Let me be the one to hold you
Je reste au début sans voix, je ne comprends pas le lien entre ce que je lui ai raconté et cette histoire de secte.
« Développe.
- J’appellerai plutôt ça une communauté.
- Mais encore ?
- Attends je réfléchis à ce que je vais dire. »
Elle me fait attendre encore un peu avant de se lancer dans une explication. Je confirme, elle devait choisir les bons mots pour ne pas me faire stresser.
« Je pense que ça n’a pas de rapport avec Charlotte et Nathaniel, mais je sentais que c’était le moment pour te parler de ça. Tu sais, j’ai gardé contact avec plusieurs personnes du collège, qui sont maintenant dans ton lycée. C’est Lisa Bodon qui m’en a parlé parce que l’un des gars du groupe voulait la recruter. Il lui a déballé des trucs assez fous, et tu peux me croire, Lisa ne mentirait jamais sur ce sujet. Il a dit qu’en gros il s’agissait d’un empire avec un empereur et deux généraux. Et le délire, enfin ça c’est le résultat de mes petites recherches, c’est que les garçons ont tout le pouvoir et que les filles sont soumises.

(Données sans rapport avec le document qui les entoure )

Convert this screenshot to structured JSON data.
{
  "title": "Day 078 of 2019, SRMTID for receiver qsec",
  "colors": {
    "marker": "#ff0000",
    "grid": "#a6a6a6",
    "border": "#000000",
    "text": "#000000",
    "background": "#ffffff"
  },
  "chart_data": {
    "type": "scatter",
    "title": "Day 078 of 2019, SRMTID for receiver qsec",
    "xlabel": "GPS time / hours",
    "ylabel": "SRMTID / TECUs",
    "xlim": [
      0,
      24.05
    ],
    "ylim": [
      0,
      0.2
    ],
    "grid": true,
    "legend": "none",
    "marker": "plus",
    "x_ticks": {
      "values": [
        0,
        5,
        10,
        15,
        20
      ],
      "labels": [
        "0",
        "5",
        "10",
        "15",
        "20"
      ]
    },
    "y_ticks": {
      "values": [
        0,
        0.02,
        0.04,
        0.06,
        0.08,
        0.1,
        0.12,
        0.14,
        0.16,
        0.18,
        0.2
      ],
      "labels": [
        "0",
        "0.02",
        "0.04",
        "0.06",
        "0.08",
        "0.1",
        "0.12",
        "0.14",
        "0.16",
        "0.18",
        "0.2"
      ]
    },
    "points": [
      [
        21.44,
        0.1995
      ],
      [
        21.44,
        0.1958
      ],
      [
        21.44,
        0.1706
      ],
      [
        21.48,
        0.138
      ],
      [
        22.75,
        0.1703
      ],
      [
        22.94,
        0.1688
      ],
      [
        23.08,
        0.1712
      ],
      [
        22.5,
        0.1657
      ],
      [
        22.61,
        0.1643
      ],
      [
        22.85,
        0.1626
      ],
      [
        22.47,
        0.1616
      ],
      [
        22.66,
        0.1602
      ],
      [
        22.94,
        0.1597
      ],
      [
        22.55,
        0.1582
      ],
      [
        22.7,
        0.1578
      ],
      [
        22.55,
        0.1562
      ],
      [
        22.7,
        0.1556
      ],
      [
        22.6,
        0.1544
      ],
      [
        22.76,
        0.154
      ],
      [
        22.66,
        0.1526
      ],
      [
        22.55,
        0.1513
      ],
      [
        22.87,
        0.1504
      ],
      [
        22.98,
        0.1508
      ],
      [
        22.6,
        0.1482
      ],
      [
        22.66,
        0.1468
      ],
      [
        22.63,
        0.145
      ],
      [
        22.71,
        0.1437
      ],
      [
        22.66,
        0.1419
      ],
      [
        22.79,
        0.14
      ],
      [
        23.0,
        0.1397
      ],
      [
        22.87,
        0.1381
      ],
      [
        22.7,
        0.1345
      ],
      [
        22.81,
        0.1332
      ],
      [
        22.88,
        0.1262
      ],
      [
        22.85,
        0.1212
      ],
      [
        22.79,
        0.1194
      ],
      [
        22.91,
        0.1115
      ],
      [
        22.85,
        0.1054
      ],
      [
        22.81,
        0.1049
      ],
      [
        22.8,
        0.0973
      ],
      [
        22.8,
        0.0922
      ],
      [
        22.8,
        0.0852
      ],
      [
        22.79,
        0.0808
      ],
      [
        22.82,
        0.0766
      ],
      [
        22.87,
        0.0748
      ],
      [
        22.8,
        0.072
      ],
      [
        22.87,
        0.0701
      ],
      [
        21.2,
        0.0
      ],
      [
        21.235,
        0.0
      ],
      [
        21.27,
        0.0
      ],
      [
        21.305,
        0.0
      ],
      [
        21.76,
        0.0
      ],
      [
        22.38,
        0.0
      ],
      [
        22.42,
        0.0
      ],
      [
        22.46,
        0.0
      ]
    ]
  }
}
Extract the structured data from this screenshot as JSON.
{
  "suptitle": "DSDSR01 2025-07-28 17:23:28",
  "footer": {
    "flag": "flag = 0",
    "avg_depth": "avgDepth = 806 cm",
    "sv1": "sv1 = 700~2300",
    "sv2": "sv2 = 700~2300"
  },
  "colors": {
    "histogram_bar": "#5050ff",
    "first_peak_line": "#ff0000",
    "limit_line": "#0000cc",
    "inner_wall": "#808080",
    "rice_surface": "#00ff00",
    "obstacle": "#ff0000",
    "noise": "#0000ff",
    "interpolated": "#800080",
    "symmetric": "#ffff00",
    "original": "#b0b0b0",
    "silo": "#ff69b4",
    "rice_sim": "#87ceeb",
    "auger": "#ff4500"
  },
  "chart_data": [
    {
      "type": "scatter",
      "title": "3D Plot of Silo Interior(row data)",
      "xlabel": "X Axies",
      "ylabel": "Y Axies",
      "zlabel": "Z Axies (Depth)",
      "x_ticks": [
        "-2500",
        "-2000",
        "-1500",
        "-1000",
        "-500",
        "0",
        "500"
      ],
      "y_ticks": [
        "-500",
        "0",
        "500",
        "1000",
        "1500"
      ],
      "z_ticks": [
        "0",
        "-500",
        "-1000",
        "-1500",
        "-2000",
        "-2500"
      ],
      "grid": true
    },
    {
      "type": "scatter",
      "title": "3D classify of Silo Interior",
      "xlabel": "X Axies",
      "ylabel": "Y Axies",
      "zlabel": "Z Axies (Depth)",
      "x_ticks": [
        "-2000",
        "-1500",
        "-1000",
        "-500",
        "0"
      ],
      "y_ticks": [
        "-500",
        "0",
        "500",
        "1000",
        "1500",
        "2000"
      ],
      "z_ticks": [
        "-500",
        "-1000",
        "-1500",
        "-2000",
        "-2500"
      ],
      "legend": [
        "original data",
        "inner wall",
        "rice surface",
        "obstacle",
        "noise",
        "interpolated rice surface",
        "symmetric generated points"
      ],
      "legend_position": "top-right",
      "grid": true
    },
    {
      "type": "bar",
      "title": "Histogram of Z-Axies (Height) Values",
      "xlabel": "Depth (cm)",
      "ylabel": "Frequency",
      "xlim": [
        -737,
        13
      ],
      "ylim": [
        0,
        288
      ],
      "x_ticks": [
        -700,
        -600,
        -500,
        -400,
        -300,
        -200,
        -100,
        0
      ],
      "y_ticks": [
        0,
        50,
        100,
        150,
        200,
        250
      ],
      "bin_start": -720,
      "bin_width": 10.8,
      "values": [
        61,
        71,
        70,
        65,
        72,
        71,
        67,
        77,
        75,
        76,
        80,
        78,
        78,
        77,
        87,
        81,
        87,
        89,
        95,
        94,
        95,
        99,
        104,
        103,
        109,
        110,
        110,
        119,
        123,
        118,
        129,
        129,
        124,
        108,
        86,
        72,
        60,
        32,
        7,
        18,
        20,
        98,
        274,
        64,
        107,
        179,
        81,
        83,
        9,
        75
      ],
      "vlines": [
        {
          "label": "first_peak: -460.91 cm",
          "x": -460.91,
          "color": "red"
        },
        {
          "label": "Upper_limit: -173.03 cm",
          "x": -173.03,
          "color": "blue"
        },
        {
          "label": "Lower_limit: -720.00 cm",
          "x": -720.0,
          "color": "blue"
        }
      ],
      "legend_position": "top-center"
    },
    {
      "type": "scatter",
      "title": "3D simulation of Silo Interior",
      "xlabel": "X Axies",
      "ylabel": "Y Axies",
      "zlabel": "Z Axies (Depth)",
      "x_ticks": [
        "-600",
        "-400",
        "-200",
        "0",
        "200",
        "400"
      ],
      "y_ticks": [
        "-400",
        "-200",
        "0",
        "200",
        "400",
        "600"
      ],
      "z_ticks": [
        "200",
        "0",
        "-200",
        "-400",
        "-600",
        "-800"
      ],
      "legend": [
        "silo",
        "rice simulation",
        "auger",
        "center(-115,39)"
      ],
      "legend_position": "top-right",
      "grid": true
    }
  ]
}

- Dans le sens que je pense ? dis-je, la gorge nouée.
- Dans le sens que tu penses. »
Je prends quelques minutes pour digérer l’information. Je n’arrive pas à comprendre que ce genre de pratiques puisse attirer des gens.
« Tu sais combien ils sont ?
- Non. Mais si tu veux une petite idée de la chose, je dirais une dizaine de gars et, au prorata, deux ou trois fois plus de filles.
- Sérieusement... »
Je soupire en espérant que Nathaniel ne fasse pas partie de ce groupe. Je le trouve trop gentil et trop démonstratif avec Charlotte pour juste en faire son esclave sexuelle. Le mot me dérange même sans le prononcer, alors j’éviterai toujours de le dire, c’est presque impensable. Le problème, c’est que seulement deux moyens s’offrent à moi pour savoir si Nathaniel est impliqué dans ces histoires.
« Nathaniel…
- Je t’ai dit que je ne pensais pas qu’il en faisait partie, Amélie. Ne te préoccupe pas de ça, on veut juste savoir que Charlotte se sent bien, et si elle le dit, moi je lui fais confiance.
- Peut-être qu’elle n’est pas au courant qu’il en fait partie.
- Je ne crois pas.
- Peut-être qu’il a trouvé des moyens de pression sur elle pour ne pas qu’elle en parle ou qu’elle le quitte. Peut-être qu’elle l’aime tellement qu’elle n’ose pas en parler.
- C’est très peu probable, je t’ai dit. Si Nathaniel fait partie de la secte, il en aurait parlé à Charlotte et ils ne seraient plus ensemble depuis le début.
- Peut-être qu’il lui a présenté comme un jeu. Un jeu de rôle. »
Je vois le regard de Cléophée se perdre quelques instants avant de revenir sur moi à travers la caméra. Je m’efforce de mettre mon t-shirt dans mon pantalon en attendant sa réponse.
« C’est possible.
- Mais comment le savoir ? je continue. Je viens d’y réfléchir et deux choses se présentent. Soit, et c’est l’option la plus sensée mais la plus inconcevable pour moi, attendre que Charlotte nous en parle et cela pourrait arriver seulement après… qu’il lui ait fait du mal.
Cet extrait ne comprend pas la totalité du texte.